For training, these categorical representations are organized in memory structures called embedding tables, and Desai said the size of those tables "have exploded" due to increased categorization.
"Embedding tables now account for more than 99.9% of the overall memory footprint of DLRM models," Desai said. "This leads to a host of problems. For example, they can't be trained in a purely parallel fashion because the model has to be broken into pieces and distributed across multiple training nodes and GPUs. And after they're trained and in production, looking up information in embedded tables accounts for about 80% of the time required to return a suggestion to a user."
Shrivastava said ROBE Array does away with the need for storing embedding tables by using a data-indexing method called hashing to create "a single array of learned parameters that is a compressed representation of the embedding table." Accessing embedding information from the array can then be performed "using GPU-friendly universal hashing," he said.
Shrivastava, Desai and Chou tested ROBE Array using the sought after DLRM MLPerf benchmark, which measures how fast a system can train models to a target quality metric. Using a number of benchmark data sets, they found ROBE Array could match or beat previously published DLRM techniques in terms of training accuracy even after compressing the model by three orders of magnitude.

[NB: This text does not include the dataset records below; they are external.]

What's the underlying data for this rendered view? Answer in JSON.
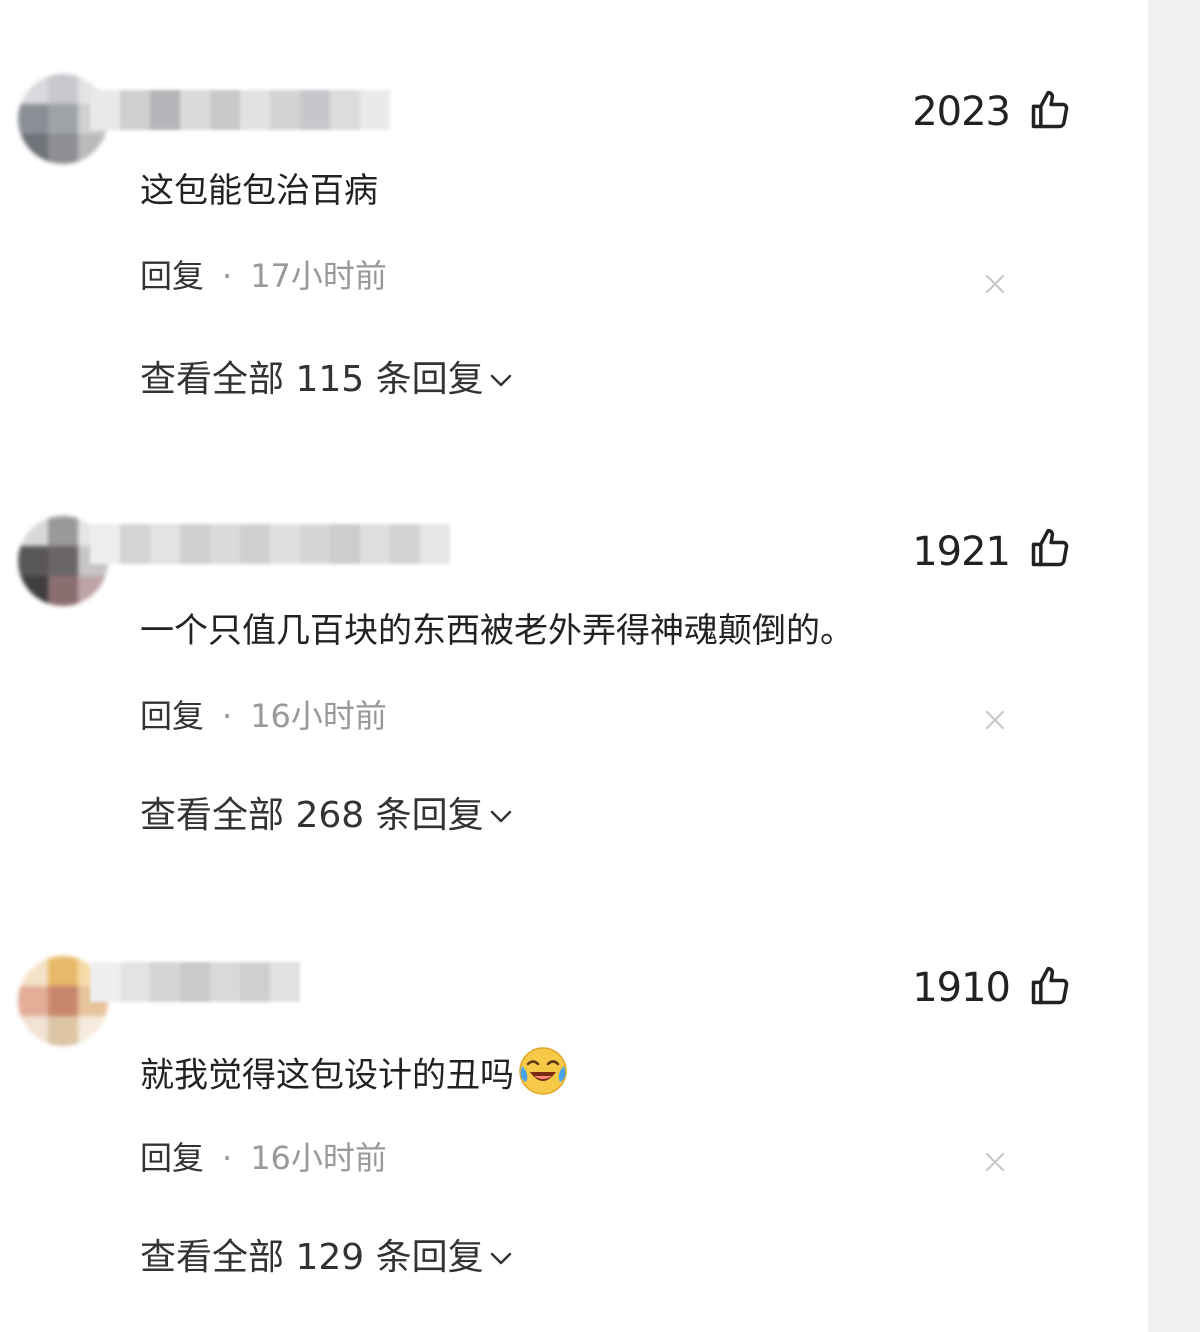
{
  "comments": [
    {
      "likes": "2023",
      "text": "这包能包治百病",
      "reply_label": "回复",
      "separator": "·",
      "time": "17小时前",
      "view_replies": "查看全部 115 条回复"
    },
    {
      "likes": "1921",
      "text": "一个只值几百块的东西被老外弄得神魂颠倒的。",
      "reply_label": "回复",
      "separator": "·",
      "time": "16小时前",
      "view_replies": "查看全部 268 条回复"
    },
    {
      "likes": "1910",
      "text": "就我觉得这包设计的丑吗",
      "emoji": "laughing-crying-emoji",
      "reply_label": "回复",
      "separator": "·",
      "time": "16小时前",
      "view_replies": "查看全部 129 条回复"
    }
  ],
  "icons": {
    "like": "thumbs-up-icon",
    "delete": "close-icon",
    "expand": "chevron-down-icon"
  },
  "colors": {
    "primary_text": "#222222",
    "secondary_text": "#999999",
    "scrollbar": "#f1f1f1"
  }
}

"Our results clearly show that most deep-learning benchmarks can be completely overturned by fundamental algorithms," Shrivastava said. "Given the global chip shortage, this is welcome news for the future of AI."
ROBE Array isn't Shrivastava's first big splash at MLSys. At MLSys 2020, his group unveiled SLIDE, a "sub-linear deep learning engine" that ran on commodity CPUs and could outperform GPU-based trainers. They followed up at MLSys 2021, showing vectorization and memory optimization accelerators could boost SLIDE's performance, allowing it to train deep neural nets up to 15 times faster than top GPU systems.